Cancer X is very aggressive and even when it is diagnosed at very early stage and surgically removed, the recurrence rate is something around 70% in 5 years. When cancer returns or when a patient has advanced stage, the mean survival time is only 6 months.

Pharmaceutical company Y has recently discovered a new anticancer drug. According to state-of-art preclinical experiments, the drug inhibits spread of cancer and kills cancer cells very effectively. Top scientists at company Y expect that when applied in adjuvant settings for 4 months after the surgical operation, the drug would reduce the cancer recurrence rate to 30%. Even when the drug is given to patients with advanced stages of cancer, the drug is expected to prolong the life of patients twice.

Driven by the desire to bring the drug to the market as early as possible, executives at company Y initiate the fastest clinical trial. A study in the adjuvant setting (4 weeks after the operation) require several years to complete in order to show that drug has an advantage over the standard of care. A study in advanced stage cancer required much less time, so there is some benefit in getting to market for advanced cancer and to extend survival from 6 to 12 months.

However, once the drug is at the market against advanced disease, clinical trial and eventual approval of the drug as adjuvant would undermine total sales because of the two-fold reduction in the number of relapsed patients who need to take the drug every single day until the end of their life.

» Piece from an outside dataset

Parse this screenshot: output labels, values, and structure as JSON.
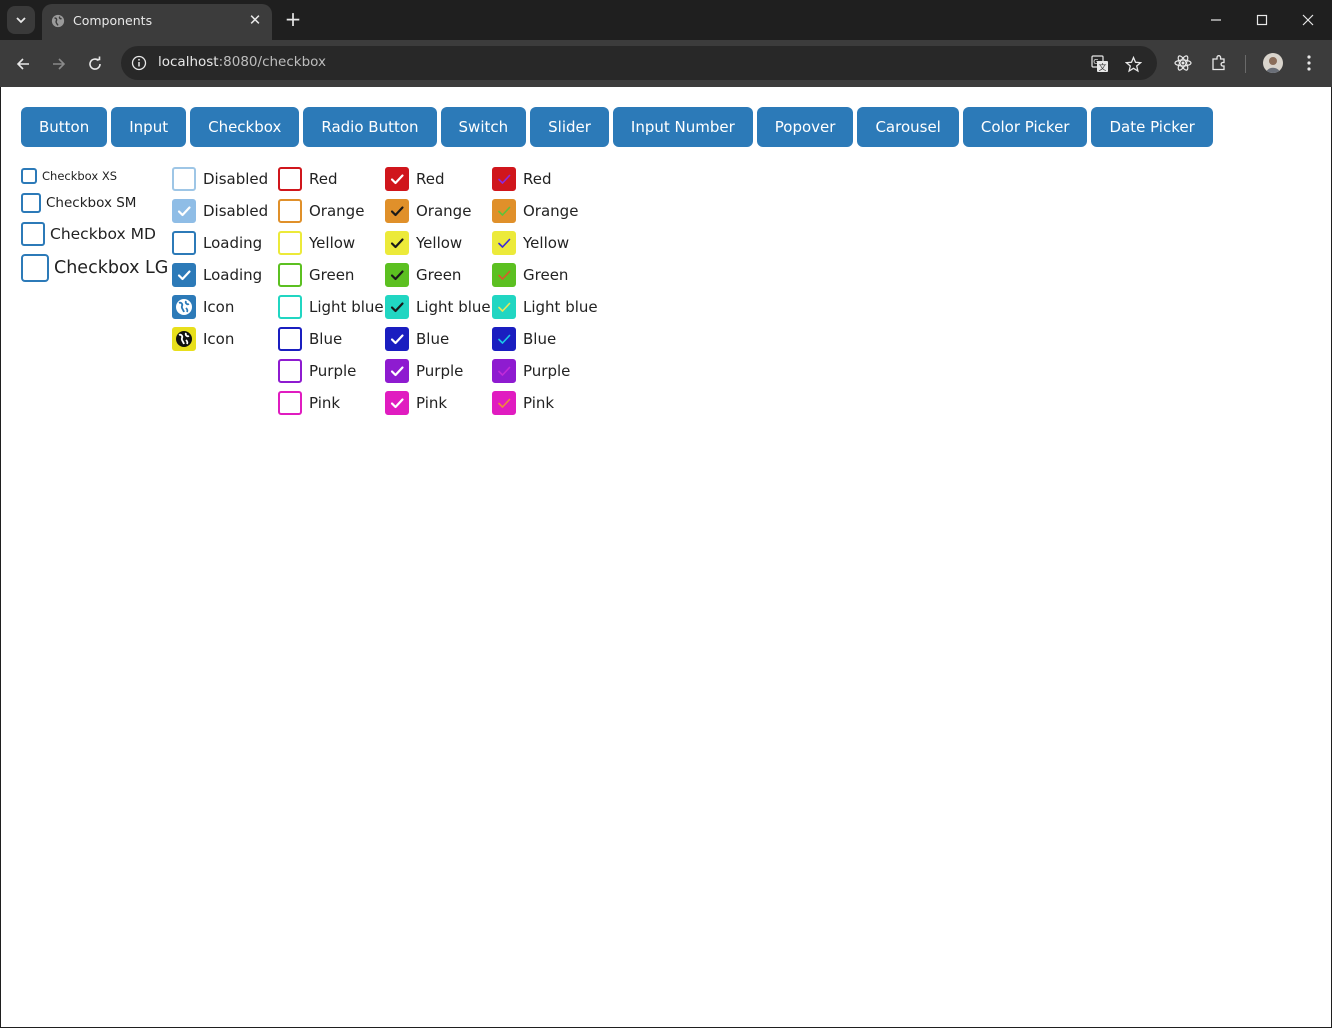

This is efficient (drug company gives the most profit per dollar invested) but inadequate (drug company could save way more patients by going into adjuvant therapy) market situation. I would say that the root of inadequacy is a conflict in what is a goal of a pharmaceutical company. I would expect pharmaceutical company to sell drugs and not mortgage derivatives, but as a company, its main objective is the maximization of the profits for investors. So, probably there should be a composite measure of QALY and profits that should be used to evaluate adequateness and effectiveness of the market.